In another sign of the ongoing consolidation of the health care industry in anticipation of national health care reform, Woodland Hills-based Health Net Inc. said Monday that it has agreed to merge in a stock exchange transaction with its once-bitter enemy, QualMed Inc. of Pueblo, Colo.
Executives of both health maintenance organizations said the benefits of creating a combined company of 1.2 million customers in six Western states led them to settle differences stemming from QualMed’s efforts last year to buy the much larger Health Net.
The proposed merger would allow Health Net, California’s second-largest HMO with about 900,000 members, to expand outside the state and would give QualMed, which has half its 350,000 members in Northern California, access to the lucrative Southern California market. QualMed also provides access to preferred provider networks in 16 states and has a strong Medicare program--an area that Health Net has been trying to develop.
While the proposed marriage of Health Net and QualMed surprised analysts, most have expected more California providers to make strategic alliances since Blue Shield of California and Unihealth America shook up the state’s competitive landscape in June with the announcement that they would join forces, creating a new managed care company with more than 4.5 million members and $6.5 billion in revenue.
“What you’re seeing is a race to expand geographically in attractive markets,” said Jeff Hendren, a health care analyst for Goldman Sachs in New York. “It’s better to be No. 1 or No. 2 than No. 5 as you go into President Clinton’s proposed health care reform.”
A merger of Health Net and QualMed would create a company with about $1.8 billion in revenue.
Under the proposed transaction, expected to close by year’s end, each share of Health Net would be converted into 3.34 shares in the new company, giving former Health Net shareholders a 65% interest. Based on QualMed’s stock price of $15.50, which was up $1.375 on Monday, the new company will have a market value of about $750 million.
The California Wellness Foundation, a nonprofit entity that was formed under a state legal requirement when Health Net converted to for-profit status, owns 73% of Health Net’s stock.
The merger agreement deal must be approved by the California Department of Corporations.
In connection with the merger agreement, QualMed on Monday dismissed a lawsuit connected with its 1992 attempt to buy Health Net in a $400-million hostile takeover.
In explaining the turnaround in relations, Health Net Chairman Roger Greaves said that during the last year, the two companies learned they had much to offer each other. “We began to negotiate, and as the months went by we decided the differences were minimal,” Greaves said in an interview.

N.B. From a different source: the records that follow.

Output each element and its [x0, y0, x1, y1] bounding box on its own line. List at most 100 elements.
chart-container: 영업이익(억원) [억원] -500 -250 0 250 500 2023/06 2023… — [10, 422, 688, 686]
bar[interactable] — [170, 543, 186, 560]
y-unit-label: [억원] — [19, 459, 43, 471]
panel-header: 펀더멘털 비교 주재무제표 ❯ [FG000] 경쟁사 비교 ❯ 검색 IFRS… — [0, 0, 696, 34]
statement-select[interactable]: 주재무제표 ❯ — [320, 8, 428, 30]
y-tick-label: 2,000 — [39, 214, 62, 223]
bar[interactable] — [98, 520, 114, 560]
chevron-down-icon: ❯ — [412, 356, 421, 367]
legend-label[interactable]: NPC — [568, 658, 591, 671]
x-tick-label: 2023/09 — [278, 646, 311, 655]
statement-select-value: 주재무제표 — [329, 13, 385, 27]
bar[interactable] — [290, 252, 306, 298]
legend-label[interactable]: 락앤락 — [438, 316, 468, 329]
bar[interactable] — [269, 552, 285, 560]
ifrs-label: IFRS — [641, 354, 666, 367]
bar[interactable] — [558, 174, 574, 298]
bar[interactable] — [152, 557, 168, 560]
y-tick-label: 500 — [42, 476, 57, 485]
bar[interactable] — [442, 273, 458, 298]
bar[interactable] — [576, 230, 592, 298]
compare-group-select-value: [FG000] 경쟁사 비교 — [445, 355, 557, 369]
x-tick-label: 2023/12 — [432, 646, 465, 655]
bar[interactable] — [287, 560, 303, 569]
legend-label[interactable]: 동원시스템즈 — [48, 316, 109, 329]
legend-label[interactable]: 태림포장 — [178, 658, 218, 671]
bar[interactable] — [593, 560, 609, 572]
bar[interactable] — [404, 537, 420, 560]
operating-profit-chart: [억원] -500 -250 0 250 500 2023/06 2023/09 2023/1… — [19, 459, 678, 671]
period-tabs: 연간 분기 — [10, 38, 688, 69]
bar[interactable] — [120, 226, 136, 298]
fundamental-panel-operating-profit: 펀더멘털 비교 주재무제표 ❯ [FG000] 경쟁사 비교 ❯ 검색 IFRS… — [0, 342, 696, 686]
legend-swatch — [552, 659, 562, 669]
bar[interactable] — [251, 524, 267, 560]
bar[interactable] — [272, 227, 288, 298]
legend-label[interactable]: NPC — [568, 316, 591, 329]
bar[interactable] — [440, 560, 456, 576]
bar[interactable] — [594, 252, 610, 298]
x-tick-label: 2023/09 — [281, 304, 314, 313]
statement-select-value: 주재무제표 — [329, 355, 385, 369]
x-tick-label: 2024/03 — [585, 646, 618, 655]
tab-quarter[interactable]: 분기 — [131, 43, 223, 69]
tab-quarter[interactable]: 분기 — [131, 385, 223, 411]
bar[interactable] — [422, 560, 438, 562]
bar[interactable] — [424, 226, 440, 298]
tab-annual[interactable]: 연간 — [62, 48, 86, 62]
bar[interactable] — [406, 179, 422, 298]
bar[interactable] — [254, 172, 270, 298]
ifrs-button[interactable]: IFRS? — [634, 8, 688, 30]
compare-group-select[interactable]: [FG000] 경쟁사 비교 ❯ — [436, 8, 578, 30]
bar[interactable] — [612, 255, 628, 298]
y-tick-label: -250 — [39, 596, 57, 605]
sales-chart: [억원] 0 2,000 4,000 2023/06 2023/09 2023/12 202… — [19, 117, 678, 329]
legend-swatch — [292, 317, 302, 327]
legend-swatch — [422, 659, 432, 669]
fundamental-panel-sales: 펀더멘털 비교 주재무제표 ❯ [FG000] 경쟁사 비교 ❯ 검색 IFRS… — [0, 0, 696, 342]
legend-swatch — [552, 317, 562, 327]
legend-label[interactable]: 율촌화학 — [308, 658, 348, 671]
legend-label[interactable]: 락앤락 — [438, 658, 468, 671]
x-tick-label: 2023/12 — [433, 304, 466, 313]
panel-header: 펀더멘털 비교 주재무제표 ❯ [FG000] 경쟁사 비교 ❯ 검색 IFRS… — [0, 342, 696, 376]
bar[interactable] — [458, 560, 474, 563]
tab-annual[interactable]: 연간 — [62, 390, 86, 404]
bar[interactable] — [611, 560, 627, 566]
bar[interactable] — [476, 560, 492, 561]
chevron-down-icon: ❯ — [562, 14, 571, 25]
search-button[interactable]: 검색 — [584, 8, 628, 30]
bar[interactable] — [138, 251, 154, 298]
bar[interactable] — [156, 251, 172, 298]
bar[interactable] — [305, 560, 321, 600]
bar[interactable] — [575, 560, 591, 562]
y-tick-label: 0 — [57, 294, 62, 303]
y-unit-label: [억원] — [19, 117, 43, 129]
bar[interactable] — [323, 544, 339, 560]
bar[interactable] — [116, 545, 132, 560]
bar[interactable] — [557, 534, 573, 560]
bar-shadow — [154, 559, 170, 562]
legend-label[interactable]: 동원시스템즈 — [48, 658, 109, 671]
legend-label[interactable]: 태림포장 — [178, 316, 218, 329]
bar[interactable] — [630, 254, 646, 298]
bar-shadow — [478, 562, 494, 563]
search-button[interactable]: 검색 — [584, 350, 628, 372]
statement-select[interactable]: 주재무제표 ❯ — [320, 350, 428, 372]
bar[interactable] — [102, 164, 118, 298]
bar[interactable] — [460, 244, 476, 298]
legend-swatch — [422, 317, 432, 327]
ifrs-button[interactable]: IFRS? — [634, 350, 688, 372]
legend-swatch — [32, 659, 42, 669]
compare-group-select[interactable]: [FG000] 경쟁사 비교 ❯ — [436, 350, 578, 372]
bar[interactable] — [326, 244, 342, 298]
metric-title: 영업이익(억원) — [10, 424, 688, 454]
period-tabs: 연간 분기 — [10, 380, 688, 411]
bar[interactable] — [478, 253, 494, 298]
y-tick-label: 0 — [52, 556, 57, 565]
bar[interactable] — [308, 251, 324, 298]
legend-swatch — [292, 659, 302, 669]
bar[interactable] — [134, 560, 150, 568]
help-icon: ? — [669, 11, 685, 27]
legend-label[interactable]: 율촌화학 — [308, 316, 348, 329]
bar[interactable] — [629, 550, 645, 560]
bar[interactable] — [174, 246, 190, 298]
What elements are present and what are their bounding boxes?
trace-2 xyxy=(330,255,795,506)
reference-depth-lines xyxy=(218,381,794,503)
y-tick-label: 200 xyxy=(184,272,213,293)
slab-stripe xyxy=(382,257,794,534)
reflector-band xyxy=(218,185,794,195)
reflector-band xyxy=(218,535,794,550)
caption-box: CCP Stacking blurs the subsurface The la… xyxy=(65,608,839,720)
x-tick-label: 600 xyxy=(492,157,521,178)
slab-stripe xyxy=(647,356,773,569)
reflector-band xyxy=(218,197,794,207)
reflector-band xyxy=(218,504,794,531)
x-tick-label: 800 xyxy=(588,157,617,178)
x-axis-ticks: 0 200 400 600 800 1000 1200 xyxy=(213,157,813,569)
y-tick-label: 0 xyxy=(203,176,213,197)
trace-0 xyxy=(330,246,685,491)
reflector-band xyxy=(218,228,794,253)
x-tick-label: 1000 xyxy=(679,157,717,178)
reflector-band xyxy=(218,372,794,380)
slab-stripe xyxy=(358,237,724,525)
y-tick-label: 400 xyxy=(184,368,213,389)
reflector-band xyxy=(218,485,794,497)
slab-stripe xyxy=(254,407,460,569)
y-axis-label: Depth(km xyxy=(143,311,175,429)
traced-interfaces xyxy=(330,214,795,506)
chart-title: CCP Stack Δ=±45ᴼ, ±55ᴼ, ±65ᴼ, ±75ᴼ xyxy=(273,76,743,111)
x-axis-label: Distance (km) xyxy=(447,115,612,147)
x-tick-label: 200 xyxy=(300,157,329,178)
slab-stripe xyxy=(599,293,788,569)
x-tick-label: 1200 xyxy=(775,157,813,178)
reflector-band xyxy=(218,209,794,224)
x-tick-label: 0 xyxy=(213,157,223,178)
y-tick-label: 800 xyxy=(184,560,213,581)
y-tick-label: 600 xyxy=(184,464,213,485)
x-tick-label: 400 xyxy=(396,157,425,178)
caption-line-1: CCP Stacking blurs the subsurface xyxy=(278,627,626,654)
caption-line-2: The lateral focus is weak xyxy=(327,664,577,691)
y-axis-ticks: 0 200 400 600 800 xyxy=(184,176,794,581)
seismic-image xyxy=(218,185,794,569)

“The merger strengthens our ability to achieve our shared goals,” said Malik Hasan, Greaves’ counterpart at QualMed. Hasan and Greaves would be co-chairmen, co-chief executives and co-presidents of the new company, which will also maintain dual headquarters.
Health Net’s rivals were not surprised by the announcement Monday, but they were reluctant to talk about its potential impact.
“We’ll continue to see consolidation like this in the industry,” a spokesman for Woodland Hills-based Blue Cross of California, which is also looking at acquisitions, said in a statement.